Si bien el proceso de liberalización del sector energético en el país estaba en marcha, fueron las circunstancias las que obligaron a tomar las medidas eliminando los viejos subsidios que no eran más que resortes políticos para mantener los precios bajos con enormes costos para las finanzas públicas.
Con todo y sus costos inmediatos, la liberalización en el precio de las gasolinas fue una decisión necesaria que el tiempo pondrá en su justa dimensión.
En aquella ocasión el Presidente reaccionó como el político calculador de sus riesgos que es. Sabía que en el terreno económico las consecuencias podrían haber sido incontrolables y devastadoras para él y su gobierno. Pero cuando cree que esos riesgos personales están acotados, sus decisiones pueden ser muy distintas; incluso en contra de los intereses de la Nación.

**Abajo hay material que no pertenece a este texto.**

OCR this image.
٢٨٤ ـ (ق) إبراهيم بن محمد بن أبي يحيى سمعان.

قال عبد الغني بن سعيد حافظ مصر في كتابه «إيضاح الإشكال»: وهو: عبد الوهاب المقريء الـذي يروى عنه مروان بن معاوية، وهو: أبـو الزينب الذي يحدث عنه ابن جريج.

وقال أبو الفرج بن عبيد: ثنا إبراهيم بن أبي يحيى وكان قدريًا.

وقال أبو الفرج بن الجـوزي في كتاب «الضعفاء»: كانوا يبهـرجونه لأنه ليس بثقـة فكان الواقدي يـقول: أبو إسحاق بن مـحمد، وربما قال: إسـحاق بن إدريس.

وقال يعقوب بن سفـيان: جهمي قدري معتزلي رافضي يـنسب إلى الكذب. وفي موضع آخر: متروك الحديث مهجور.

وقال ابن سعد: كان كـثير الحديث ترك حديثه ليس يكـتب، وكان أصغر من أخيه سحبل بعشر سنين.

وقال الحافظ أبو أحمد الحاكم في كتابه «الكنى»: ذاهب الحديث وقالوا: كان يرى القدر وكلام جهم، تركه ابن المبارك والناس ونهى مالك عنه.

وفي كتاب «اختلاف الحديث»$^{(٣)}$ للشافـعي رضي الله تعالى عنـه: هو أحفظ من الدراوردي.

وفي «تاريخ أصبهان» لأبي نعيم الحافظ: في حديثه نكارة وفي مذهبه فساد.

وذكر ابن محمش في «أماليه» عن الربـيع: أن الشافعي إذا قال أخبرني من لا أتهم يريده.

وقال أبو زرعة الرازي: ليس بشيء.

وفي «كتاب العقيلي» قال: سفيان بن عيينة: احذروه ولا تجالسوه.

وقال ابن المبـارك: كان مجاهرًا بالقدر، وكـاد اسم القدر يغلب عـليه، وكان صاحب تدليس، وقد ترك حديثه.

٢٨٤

Ese es el caso de la reciente tragedia mortal en el Paso Express de la autopista México-Cuernavaca. Aquel socavón que se abrió en la recién inaugurada autopista por la irresponsabilidad y —seguramente— por la corrupción de sus colaboradores de la Secretaría de Comunicaciones y Transportes, en contubernio con las empresas ejecutantes de la obra, se ha convertido en la rúbrica de la impunidad.
Como en el caso de la casa blanca serán empleados suyos —la secretaria de la Función Pública y el Procurador General de la República— quienes determinen la responsabilidad del secretario Gerardo Ruiz Esparza —un funcionario muy cercano a Peña Nieto y a sus cuestionadas decisiones desde que era gobernador del Estado de México— entre otros funcionarios menores de la SCT.
Los peritajes, informes y los abundantes testimonios apuntan a la cabeza de Ruiz Esparza. Pero a diferencia de la decisión de diciembre, el Presidente le ha dado largas al asunto, exonerando de antemano a Ruiz Esparza de cualquier responsabilidad al encargarle que vaya a fondo con el caso. Peña Nieto ya calculó que sus riesgos personales están acotados y ha decidido que en el caso de su amigo la impunidad es el camino, tirando por la borda los argumentos de justicia y de estabilidad que esgrimió aquel 5 de enero en televisión nacional.
A diferencia de aquella fecha, esta vez Peña Nieto no preguntó: “¿Qué hubieran hecho ustedes?”, porque la respuesta es evidente.